As it happens, one key advocate for marijuana legalization in Arizona has some notable ties to the president himself. Elroy Sailor, a former Republican National Committee adviser who served on Trump’s transition team, sits on the board of Harvest Enterprises, a cannabis company in the state that has provided the lion’s share of funding for a ballot committee pushing for the legalization measure. The committee, Smart and Safe Arizona, has also paid consulting fees to a firm run by Sailor. He didn’t respond to questions about the measure.
If marijuana policy might provide a boost to Democrats’ hopes in November, the party hasn’t shown much eagerness to embrace the opportunity. Democratic delegates overwhelmingly rejected proposed changes to the party platform last month that would have called for full marijuana legalization, instead opting for more measured language in support of decriminalization.
A handful of Trump’s allies and confidants see room for opportunity and outflanking liberals on marijuana measures, even if the sitting president does not.

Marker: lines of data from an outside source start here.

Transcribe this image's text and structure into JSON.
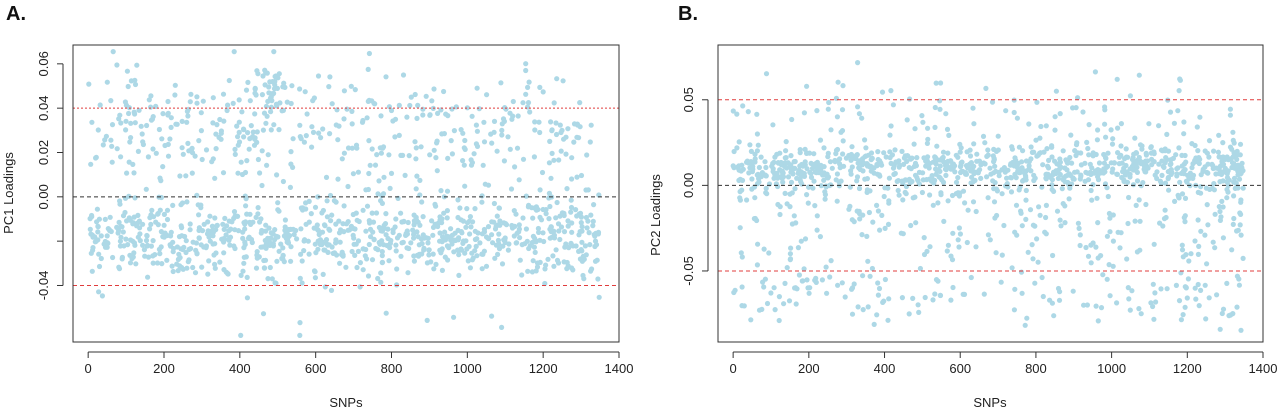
{
  "colors": {
    "point": "#add8e6",
    "reference_line": "#e03c3c",
    "zero_line": "#333333",
    "axis": "#333333"
  },
  "chart_data": [
    {
      "panel": "A.",
      "type": "scatter",
      "xlabel": "SNPs",
      "ylabel": "PC1 Loadings",
      "xlim": [
        -40,
        1400
      ],
      "ylim": [
        -0.0655,
        0.0685
      ],
      "xticks": [
        0,
        200,
        400,
        600,
        800,
        1000,
        1200,
        1400
      ],
      "xtick_labels": [
        "0",
        "200",
        "400",
        "600",
        "800",
        "1000",
        "1200",
        "1400"
      ],
      "yticks": [
        -0.04,
        -0.02,
        0.0,
        0.02,
        0.04,
        0.06
      ],
      "ytick_labels": [
        "-0.04",
        "",
        "0.00",
        "0.02",
        "0.04",
        "0.06"
      ],
      "hlines": [
        {
          "y": 0.04,
          "style": "dotted",
          "color": "reference_line"
        },
        {
          "y": 0.0,
          "style": "dashed",
          "color": "zero_line"
        },
        {
          "y": -0.04,
          "style": "dashed",
          "color": "reference_line"
        }
      ],
      "n_points": 1348,
      "point_clusters": [
        {
          "x_range": [
            0,
            1348
          ],
          "y_mean": -0.018,
          "y_sd": 0.009,
          "share": 0.62
        },
        {
          "x_range": [
            0,
            1348
          ],
          "y_mean": 0.03,
          "y_sd": 0.012,
          "share": 0.28
        },
        {
          "x_range": [
            420,
            520
          ],
          "y_mean": 0.048,
          "y_sd": 0.006,
          "share": 0.03
        },
        {
          "x_range": [
            0,
            1348
          ],
          "y_mean": 0.0,
          "y_sd": 0.025,
          "share": 0.07
        }
      ],
      "grid": false,
      "legend": "none"
    },
    {
      "panel": "B.",
      "type": "scatter",
      "xlabel": "SNPs",
      "ylabel": "PC2 Loadings",
      "xlim": [
        -40,
        1400
      ],
      "ylim": [
        -0.0915,
        0.082
      ],
      "xticks": [
        0,
        200,
        400,
        600,
        800,
        1000,
        1200,
        1400
      ],
      "xtick_labels": [
        "0",
        "200",
        "400",
        "600",
        "800",
        "1000",
        "1200",
        "1400"
      ],
      "yticks": [
        -0.05,
        0.0,
        0.05
      ],
      "ytick_labels": [
        "-0.05",
        "0.00",
        "0.05"
      ],
      "hlines": [
        {
          "y": 0.05,
          "style": "dashed",
          "color": "reference_line"
        },
        {
          "y": 0.0,
          "style": "dashed",
          "color": "zero_line"
        },
        {
          "y": -0.05,
          "style": "dashed",
          "color": "reference_line"
        }
      ],
      "n_points": 1348,
      "point_clusters": [
        {
          "x_range": [
            0,
            1348
          ],
          "y_mean": 0.01,
          "y_sd": 0.007,
          "share": 0.6
        },
        {
          "x_range": [
            0,
            1348
          ],
          "y_mean": -0.02,
          "y_sd": 0.02,
          "share": 0.22
        },
        {
          "x_range": [
            0,
            1348
          ],
          "y_mean": 0.04,
          "y_sd": 0.012,
          "share": 0.08
        },
        {
          "x_range": [
            0,
            1348
          ],
          "y_mean": -0.065,
          "y_sd": 0.009,
          "share": 0.1
        }
      ],
      "grid": false,
      "legend": "none"
    }
  ]
}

“[The president] was discussing how marijuana impacted the 2018 election cycle turnout,” Rep. Matt Gaetz (R-FL), a top Trump ally on Capitol Hill, told The Daily Beast on Wednesday. “That was a different time… and before the DNC took a step back on marijuana policy this year.”
“Marijuana politics have more multitudes in 2020 than 2018,” the congressman added, “[T]he political opportunity is there for either party in 2020 on marijuana policy. And there are many marijuana voters… Hell [Rep. Alexandria Ocasio-Cortez], and I have even sponsored legislation together to democratize access to marijuana research. We get it. The establishment in both parties doesn’t.”
Asked if he had talked to Trump directly about his conviction that pot could prove to be a political winner, Gaetz declined to give a readout of any presidential conversations.